Le terrain du quartier Sainte-Marthe à Embrun recèle dans son sous-sol, bien des secrets. Après avoir été arrêtés, 167 Corses d’Isolaccio-di-Fiumorbo y ont été enterrés en 1808. Deux siècles plus tard, ce cimetière appartient à une famille. Une partie est transformée en potager. Les descendants des Corses se disent “choqués” : ils réclament “un droit d’accès” et “la pose d’une plaque.”
C’est une histoire sur laquelle la loi du silence a longtemps régné. Elle lie les destins des habitants d’Embrun et d’Isolaccio-di-Fiumorbo, village de la plaine orientale corse. Et comme dans beaucoup d’histoires, il a fallu creuser dans le passé pour que les fantômes sortent de l’oubli.
Embrun est le nœud d’un drame qui a frappé les habitants d’Isolaccio, en 1808, sous Napoléon I er. À la suite de troubles, 167 hommes et garçons du village, âgés de 7 à 90 ans sont arrêtés sur ordre du général Morand. Ils sont exilés sur le continent et incarcérés à la maison centrale de détention d’Embrun.
En quelques mois, plus de 100 d’entre eux vont y mourir. Tous auraient été enterrés dans le cimetière dit “des condamnés”, aux côtés d’autres défunts de la maison de détention, dans le quartier Sainte-Marthe. De ce cimetière, il ne reste aujourd’hui qu’un terrain privé orné d’un potager.
“Il semblerait qu’on ait honte d’en parler, mais bon dieu, qu’on en parle !”
Alors que la commune corse s’apprête à commémorer le drame, deux femmes passionnées de généalogie ont récemment découvert que leurs descendants y avaient été enterrés.
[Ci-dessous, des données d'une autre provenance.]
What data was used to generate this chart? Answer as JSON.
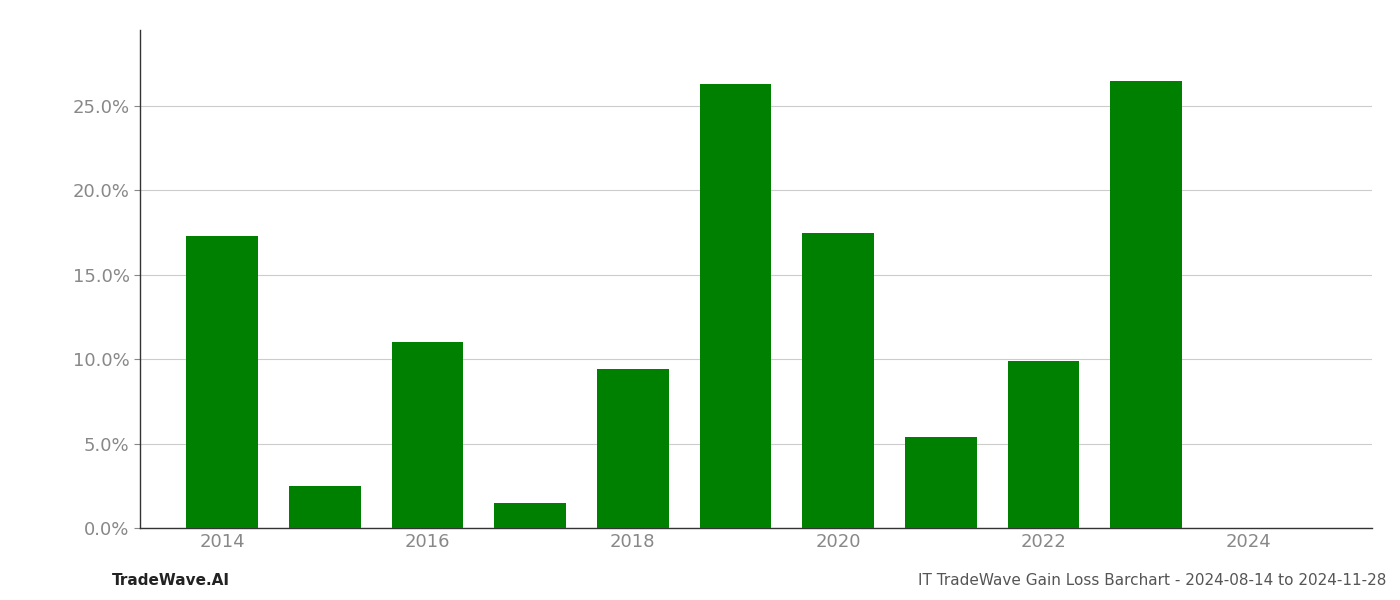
{
  "years": [
    2014,
    2015,
    2016,
    2017,
    2018,
    2019,
    2020,
    2021,
    2022,
    2023,
    2024
  ],
  "values": [
    0.173,
    0.025,
    0.11,
    0.015,
    0.094,
    0.263,
    0.175,
    0.054,
    0.099,
    0.265,
    0.0
  ],
  "bar_color": "#008000",
  "background_color": "#ffffff",
  "grid_color": "#cccccc",
  "ylabel_ticks": [
    0.0,
    0.05,
    0.1,
    0.15,
    0.2,
    0.25
  ],
  "xlabel_ticks": [
    2014,
    2016,
    2018,
    2020,
    2022,
    2024
  ],
  "footer_left": "TradeWave.AI",
  "footer_right": "IT TradeWave Gain Loss Barchart - 2024-08-14 to 2024-11-28",
  "footer_fontsize": 11,
  "tick_fontsize": 13,
  "bar_width": 0.7,
  "ylim_max": 0.295,
  "xlim_min": 2013.2,
  "xlim_max": 2025.2
}
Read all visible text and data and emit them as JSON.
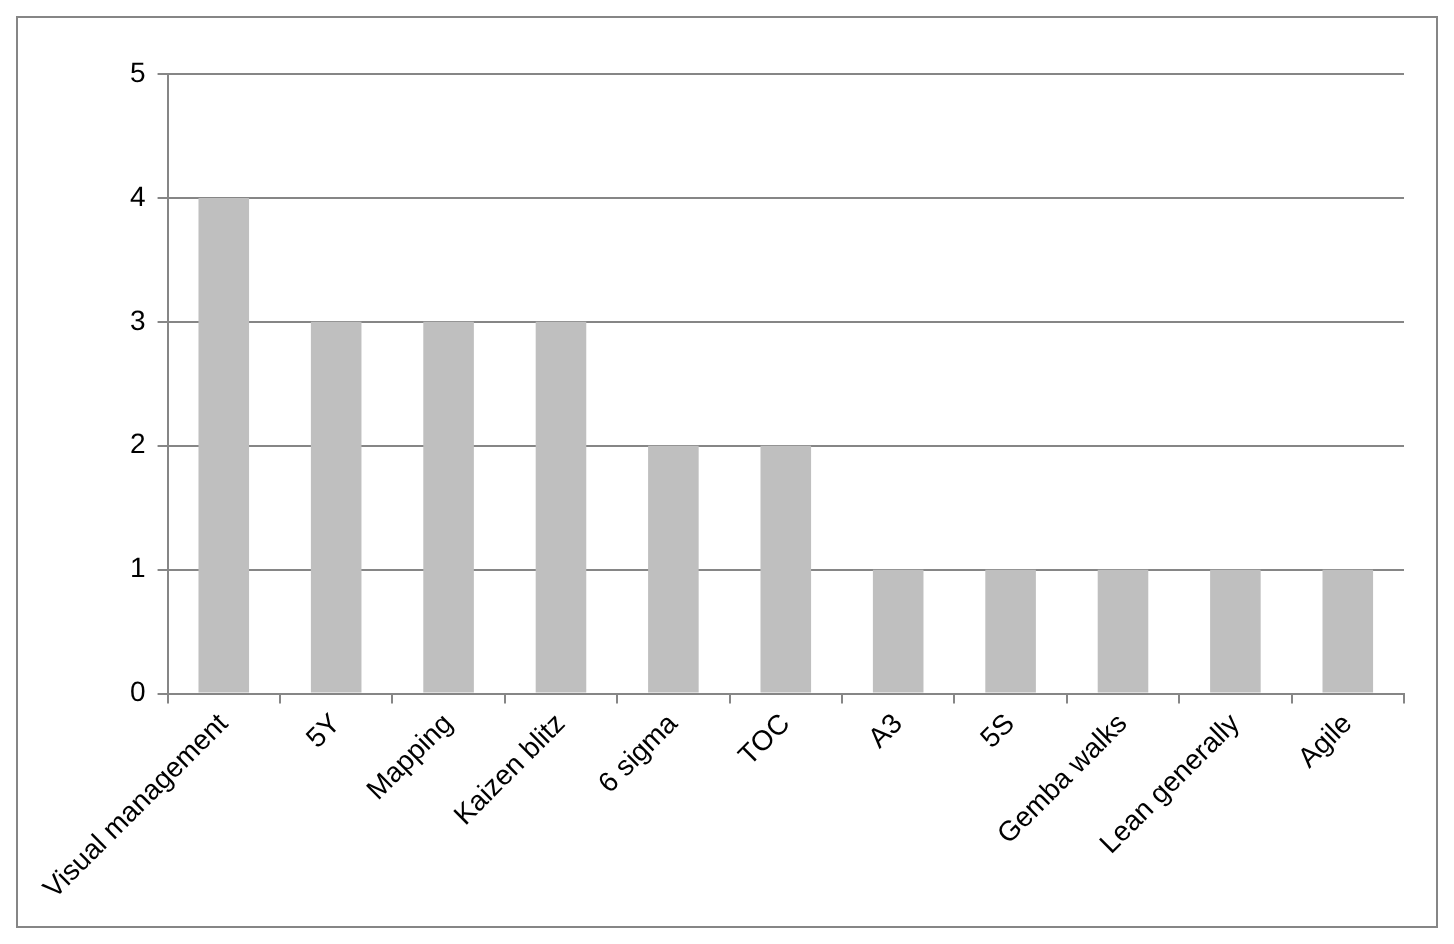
{
  "chart_data": {
    "type": "bar",
    "categories": [
      "Visual management",
      "5Y",
      "Mapping",
      "Kaizen blitz",
      "6 sigma",
      "TOC",
      "A3",
      "5S",
      "Gemba walks",
      "Lean generally",
      "Agile"
    ],
    "values": [
      4,
      3,
      3,
      3,
      2,
      2,
      1,
      1,
      1,
      1,
      1
    ],
    "color": "#bfbfbf",
    "ylim": [
      0,
      5
    ],
    "yticks": [
      0,
      1,
      2,
      3,
      4,
      5
    ],
    "grid": "y",
    "legend": false
  }
}
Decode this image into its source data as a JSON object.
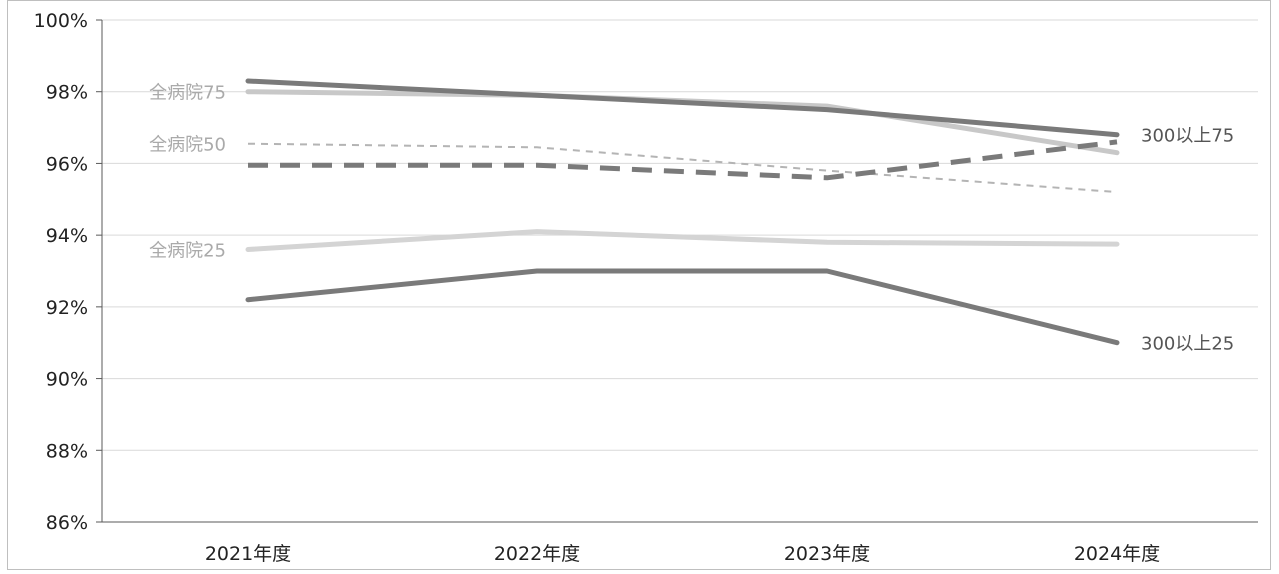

Martine Baignard est l’une d’entre elles.
En avril dernier, cette habitante de Châteaurenard (Bouches-du-Rhône) décide de se recueillir sur la tombe de son ancêtre. Là, elle se heurte à un mur. « Quand j’ai vu le panneau “défense d’entrer”, j’ai été très choquée. Comment un cimetière peut-il être tombé dans le domaine privé ? » Celle qui n’a pourtant pas d’origine corse porte aujourd’hui à bout de bras ce qui est devenu à ses yeux une cause. Ce “devoir de mémoire” devient donc pour elle une obsession.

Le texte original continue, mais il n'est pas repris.